Wise tersentak dan buru-buru melompat ke belakangku. Ironis sekali, orang-orang seperti mereka bisa mewarisi genetika magia.

"Sudah cukup. Aku tidak mau melakukan ini, tapi tidak ada pilihan." Si Lady menengahi sebelum duel betulan terjadi. Dia melepaskan jubahnya, memperlihatkan pakaian formal akademi.

Tidak ada yang istimewa dengan penampilannya, kecuali kalung pompom dengan bandul bulan sabit perak melingkari lehernya. Entah mengapa, kedua bandit itu membeku seolah melihat malaikat maut. Dalam hitungan detik, mereka menempelkan kepala ke tanah, memohon ampun.

"M-maafkan kami, Yang Mulia! Kami tidak tahu siapa anda! Mengeksekusi kami saja takkan cukup! Tolong ampuni dosa kami!"

Aku terdiam, bingung dengan perubahan sikap para bandit itu. Apa yang terjadi? Tadi mereka begitu kasar dan sombong, namun sekarang seperti tikus ketakutan. Kusikut lengan Wise, namun dia menggeleng. Juga tidak tahu.

Lady ini sepertinya bukan bangsawan biasa.

Lihatlah, dia bahkan malas menanggapi permintaan maaf mereka, hanya mengibaskan tangannya untuk mengusir para bandit yang ketakutan. Setelah mereka kabur, dia pun mendekati kami dengan kalem. "Terima kasih sudah mau repot-repot mencoba menolongku."

Aku menggeleng. "Kami tidak melakukan—"

"Sama-sama," potong Wise, cengengesan.

Aku hampir saja menepuk dahi melihat tingkah Wise yang kampungan, tapi kutahan karena si lady bertanya. "Apa yang kalian lakukan di perbatasan? Mau bertandang ke klan lain?"
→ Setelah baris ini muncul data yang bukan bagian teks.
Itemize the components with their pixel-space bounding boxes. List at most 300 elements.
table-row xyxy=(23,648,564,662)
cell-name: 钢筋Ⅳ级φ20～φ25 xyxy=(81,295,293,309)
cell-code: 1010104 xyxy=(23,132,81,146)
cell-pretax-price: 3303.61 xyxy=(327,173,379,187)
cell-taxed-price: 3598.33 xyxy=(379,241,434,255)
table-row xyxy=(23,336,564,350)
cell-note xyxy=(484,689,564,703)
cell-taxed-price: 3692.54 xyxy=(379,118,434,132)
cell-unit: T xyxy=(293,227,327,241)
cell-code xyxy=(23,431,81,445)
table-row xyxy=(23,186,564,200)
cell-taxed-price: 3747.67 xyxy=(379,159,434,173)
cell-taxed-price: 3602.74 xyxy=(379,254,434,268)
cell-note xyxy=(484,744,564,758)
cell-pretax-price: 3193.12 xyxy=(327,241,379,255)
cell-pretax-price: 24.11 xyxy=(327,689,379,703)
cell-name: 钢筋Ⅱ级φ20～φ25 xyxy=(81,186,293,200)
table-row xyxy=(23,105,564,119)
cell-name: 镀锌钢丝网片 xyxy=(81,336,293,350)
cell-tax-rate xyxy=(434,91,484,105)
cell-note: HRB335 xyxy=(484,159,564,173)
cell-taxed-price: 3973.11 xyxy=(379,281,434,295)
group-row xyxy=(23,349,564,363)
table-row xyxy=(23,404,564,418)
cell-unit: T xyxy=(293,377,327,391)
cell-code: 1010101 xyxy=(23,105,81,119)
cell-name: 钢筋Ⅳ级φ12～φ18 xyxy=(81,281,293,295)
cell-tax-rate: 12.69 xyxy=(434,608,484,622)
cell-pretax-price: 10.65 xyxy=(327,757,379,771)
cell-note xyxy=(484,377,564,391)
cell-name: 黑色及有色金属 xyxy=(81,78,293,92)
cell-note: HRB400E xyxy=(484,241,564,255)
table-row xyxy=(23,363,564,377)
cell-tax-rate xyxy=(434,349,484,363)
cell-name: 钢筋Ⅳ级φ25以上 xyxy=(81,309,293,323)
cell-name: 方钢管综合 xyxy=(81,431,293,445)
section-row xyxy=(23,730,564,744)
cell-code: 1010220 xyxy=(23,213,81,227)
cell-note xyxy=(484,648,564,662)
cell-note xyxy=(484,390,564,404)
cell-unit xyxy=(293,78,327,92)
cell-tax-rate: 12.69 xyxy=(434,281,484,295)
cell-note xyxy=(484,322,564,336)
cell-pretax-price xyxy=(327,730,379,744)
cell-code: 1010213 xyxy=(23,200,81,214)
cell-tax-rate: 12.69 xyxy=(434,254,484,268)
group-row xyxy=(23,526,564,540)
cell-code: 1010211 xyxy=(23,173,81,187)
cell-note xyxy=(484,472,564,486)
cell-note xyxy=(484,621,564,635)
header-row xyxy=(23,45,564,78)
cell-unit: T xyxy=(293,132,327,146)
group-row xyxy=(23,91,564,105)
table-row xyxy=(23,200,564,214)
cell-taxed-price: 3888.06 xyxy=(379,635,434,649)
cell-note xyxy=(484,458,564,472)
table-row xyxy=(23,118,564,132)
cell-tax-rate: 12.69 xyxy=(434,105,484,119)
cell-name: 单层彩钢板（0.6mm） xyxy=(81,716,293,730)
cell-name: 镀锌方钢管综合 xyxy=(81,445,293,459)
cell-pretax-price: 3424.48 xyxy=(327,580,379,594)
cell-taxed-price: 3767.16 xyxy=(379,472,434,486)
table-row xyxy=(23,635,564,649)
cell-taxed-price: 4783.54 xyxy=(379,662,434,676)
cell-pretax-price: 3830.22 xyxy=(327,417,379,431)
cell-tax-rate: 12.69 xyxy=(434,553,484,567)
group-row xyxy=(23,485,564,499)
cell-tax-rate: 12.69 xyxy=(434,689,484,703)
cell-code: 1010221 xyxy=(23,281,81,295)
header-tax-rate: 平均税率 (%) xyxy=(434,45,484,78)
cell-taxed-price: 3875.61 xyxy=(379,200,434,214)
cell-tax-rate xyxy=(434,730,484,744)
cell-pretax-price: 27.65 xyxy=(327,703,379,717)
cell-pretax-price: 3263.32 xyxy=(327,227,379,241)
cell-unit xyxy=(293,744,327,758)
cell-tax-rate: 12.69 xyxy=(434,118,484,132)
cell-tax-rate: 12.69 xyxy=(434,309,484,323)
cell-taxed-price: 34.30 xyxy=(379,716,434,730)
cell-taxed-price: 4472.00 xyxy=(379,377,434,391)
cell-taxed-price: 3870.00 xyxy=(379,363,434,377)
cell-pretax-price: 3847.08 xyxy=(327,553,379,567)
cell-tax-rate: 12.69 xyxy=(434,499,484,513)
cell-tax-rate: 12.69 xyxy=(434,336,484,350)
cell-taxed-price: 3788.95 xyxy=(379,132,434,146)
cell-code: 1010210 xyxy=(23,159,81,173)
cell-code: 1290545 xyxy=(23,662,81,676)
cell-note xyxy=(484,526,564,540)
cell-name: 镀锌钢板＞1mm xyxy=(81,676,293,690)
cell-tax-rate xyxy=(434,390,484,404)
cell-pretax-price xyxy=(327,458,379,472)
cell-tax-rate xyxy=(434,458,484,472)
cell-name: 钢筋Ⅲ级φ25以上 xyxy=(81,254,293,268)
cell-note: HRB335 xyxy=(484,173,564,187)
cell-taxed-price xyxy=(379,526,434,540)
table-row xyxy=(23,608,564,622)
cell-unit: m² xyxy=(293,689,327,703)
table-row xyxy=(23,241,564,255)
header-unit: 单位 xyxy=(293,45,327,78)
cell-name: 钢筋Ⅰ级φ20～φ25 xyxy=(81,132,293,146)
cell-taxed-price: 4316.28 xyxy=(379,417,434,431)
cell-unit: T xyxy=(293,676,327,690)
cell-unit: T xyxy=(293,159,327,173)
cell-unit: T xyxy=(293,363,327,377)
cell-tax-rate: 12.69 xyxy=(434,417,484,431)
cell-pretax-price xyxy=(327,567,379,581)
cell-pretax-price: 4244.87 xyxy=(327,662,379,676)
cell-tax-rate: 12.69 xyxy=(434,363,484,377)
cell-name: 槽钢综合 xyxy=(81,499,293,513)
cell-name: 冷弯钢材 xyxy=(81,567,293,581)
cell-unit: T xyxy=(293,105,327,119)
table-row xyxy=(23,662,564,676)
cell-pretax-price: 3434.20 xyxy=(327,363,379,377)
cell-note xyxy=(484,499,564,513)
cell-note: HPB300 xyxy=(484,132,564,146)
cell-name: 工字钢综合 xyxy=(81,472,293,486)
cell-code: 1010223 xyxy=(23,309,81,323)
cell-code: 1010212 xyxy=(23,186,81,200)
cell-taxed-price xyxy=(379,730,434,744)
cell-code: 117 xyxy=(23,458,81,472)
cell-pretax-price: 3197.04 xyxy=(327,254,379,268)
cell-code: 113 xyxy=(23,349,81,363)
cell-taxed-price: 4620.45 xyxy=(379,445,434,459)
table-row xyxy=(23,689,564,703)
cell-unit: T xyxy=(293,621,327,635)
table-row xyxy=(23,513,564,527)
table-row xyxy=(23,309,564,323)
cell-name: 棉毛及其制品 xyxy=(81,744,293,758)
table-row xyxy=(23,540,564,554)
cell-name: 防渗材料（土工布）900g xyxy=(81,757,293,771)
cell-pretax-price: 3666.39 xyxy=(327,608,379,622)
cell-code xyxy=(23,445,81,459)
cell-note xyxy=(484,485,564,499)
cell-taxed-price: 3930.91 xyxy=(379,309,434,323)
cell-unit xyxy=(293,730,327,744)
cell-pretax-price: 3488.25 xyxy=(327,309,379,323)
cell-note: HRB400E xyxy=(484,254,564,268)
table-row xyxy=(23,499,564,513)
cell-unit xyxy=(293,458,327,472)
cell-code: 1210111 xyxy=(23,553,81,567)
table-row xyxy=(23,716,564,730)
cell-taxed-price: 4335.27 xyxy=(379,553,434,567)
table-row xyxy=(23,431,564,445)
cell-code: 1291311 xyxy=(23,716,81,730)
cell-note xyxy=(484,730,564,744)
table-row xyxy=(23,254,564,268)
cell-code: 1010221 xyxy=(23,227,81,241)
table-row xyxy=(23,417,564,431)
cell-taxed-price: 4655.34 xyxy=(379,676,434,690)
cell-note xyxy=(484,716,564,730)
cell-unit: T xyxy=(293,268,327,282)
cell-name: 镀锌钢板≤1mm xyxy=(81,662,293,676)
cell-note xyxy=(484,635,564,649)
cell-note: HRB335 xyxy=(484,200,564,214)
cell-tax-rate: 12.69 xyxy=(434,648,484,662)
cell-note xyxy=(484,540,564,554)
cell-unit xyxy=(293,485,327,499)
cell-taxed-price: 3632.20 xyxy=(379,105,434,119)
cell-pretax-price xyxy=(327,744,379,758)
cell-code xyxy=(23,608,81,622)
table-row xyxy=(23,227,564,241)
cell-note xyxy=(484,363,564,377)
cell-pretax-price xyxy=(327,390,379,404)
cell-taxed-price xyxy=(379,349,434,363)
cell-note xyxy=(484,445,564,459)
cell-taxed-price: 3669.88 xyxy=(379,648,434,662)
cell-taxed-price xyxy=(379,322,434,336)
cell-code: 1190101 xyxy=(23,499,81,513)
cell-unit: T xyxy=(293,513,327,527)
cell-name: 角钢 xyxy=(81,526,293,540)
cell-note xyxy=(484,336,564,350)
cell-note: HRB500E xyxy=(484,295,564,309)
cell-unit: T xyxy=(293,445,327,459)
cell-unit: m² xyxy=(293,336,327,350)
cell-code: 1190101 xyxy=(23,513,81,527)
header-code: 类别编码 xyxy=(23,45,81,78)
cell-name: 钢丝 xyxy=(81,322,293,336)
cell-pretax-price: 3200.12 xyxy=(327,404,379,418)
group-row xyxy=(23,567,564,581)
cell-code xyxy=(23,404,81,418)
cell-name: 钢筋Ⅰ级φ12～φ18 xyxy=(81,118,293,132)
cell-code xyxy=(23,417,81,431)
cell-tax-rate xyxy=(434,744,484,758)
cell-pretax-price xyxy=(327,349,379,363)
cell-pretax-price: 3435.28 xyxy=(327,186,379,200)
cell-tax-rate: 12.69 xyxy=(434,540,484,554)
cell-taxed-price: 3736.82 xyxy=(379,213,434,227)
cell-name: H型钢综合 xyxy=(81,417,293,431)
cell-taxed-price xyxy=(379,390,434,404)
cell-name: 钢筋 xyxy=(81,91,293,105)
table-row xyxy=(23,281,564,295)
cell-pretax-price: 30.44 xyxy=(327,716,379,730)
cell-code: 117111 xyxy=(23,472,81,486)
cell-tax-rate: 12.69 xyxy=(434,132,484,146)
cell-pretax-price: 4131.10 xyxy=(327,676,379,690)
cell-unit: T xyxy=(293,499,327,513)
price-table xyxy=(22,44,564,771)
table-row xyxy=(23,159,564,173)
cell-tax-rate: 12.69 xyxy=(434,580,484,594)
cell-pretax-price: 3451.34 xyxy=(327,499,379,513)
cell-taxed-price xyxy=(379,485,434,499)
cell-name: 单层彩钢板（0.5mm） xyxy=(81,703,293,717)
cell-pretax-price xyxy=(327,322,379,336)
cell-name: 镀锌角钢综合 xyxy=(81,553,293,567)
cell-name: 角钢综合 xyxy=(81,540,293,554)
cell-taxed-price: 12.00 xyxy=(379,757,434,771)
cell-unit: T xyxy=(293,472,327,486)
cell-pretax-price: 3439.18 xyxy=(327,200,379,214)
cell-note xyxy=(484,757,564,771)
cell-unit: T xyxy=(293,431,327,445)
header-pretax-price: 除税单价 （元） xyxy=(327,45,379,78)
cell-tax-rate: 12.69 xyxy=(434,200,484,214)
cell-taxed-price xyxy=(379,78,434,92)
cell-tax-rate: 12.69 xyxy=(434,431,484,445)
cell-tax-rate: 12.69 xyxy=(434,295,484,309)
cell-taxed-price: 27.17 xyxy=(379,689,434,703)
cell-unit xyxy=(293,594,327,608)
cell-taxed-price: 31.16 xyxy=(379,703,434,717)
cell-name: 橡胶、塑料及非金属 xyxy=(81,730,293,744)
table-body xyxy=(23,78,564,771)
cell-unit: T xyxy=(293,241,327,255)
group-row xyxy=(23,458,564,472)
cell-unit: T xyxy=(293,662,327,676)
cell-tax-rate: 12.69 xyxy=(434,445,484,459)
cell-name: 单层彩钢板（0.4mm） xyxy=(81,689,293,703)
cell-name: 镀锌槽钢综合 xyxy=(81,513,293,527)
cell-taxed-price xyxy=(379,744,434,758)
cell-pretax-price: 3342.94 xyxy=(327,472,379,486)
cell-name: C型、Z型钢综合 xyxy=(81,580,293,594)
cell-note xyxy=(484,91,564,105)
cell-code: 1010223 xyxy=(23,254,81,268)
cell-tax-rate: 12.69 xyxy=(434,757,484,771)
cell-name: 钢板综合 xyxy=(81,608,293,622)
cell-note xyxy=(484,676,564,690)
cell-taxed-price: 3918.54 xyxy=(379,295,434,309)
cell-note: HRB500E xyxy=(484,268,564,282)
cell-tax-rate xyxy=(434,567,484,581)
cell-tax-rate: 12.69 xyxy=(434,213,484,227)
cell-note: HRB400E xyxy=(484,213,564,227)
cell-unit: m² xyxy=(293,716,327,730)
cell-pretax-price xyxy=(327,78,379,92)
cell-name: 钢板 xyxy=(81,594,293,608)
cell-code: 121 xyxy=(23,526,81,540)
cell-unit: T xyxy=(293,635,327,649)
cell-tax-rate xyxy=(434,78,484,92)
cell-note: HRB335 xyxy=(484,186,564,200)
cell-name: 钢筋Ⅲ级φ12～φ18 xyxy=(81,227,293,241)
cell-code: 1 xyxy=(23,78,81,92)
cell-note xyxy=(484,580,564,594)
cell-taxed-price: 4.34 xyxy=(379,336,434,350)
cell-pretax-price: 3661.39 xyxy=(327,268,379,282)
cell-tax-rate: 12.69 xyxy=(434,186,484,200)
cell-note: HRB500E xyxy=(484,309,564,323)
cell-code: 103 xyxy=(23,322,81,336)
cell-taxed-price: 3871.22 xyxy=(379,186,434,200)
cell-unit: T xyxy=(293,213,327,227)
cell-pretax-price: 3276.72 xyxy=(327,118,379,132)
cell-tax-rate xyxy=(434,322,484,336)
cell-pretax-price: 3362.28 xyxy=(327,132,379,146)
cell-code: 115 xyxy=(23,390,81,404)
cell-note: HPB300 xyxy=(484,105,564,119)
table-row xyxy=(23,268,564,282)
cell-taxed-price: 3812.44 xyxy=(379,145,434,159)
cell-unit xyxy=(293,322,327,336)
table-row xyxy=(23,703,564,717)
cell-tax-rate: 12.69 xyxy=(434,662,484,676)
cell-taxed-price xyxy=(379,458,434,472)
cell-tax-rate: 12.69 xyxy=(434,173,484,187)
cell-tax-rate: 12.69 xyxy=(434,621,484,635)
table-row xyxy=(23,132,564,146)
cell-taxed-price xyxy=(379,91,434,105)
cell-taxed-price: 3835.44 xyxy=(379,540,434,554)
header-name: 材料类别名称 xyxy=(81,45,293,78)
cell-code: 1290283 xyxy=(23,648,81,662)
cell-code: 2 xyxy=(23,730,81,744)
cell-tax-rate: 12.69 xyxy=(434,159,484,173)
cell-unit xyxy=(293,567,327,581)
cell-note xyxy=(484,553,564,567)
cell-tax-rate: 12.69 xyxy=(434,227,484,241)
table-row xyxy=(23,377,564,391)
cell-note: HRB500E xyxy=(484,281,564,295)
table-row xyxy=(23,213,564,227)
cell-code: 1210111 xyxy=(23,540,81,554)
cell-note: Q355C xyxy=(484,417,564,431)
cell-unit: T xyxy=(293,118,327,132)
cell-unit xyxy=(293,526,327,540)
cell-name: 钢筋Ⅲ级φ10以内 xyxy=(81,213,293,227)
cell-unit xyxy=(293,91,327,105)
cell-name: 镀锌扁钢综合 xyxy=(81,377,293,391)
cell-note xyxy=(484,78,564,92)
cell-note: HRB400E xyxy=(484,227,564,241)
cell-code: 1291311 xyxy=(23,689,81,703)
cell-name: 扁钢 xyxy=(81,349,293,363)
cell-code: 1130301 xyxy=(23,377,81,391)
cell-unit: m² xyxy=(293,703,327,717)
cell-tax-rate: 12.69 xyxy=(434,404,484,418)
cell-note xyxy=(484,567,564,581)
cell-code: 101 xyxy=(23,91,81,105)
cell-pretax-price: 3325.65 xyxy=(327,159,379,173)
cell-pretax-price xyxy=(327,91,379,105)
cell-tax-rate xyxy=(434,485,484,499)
Aku mengernyit. "Perbatasan?"

"Yeah," jawabnya melirik sekitar. "Perbatasan antara Klan Penyihir dan Klan Peri. Kalian tersesat atau memang ada urusan di sini?"

"Ah, itu..." Aku menggaruk kepala. "Kami ingin ke ibukota untuk mendaftar ke akademi sihir."

"Ibukota, ya? Kebetulan sekali, aku muak jalan-jalan sendirian. Sebagai balas budi karena sudah berusaha membantuku, biar aku antar kalian ke sana. Aku pemandu yang terampil lho."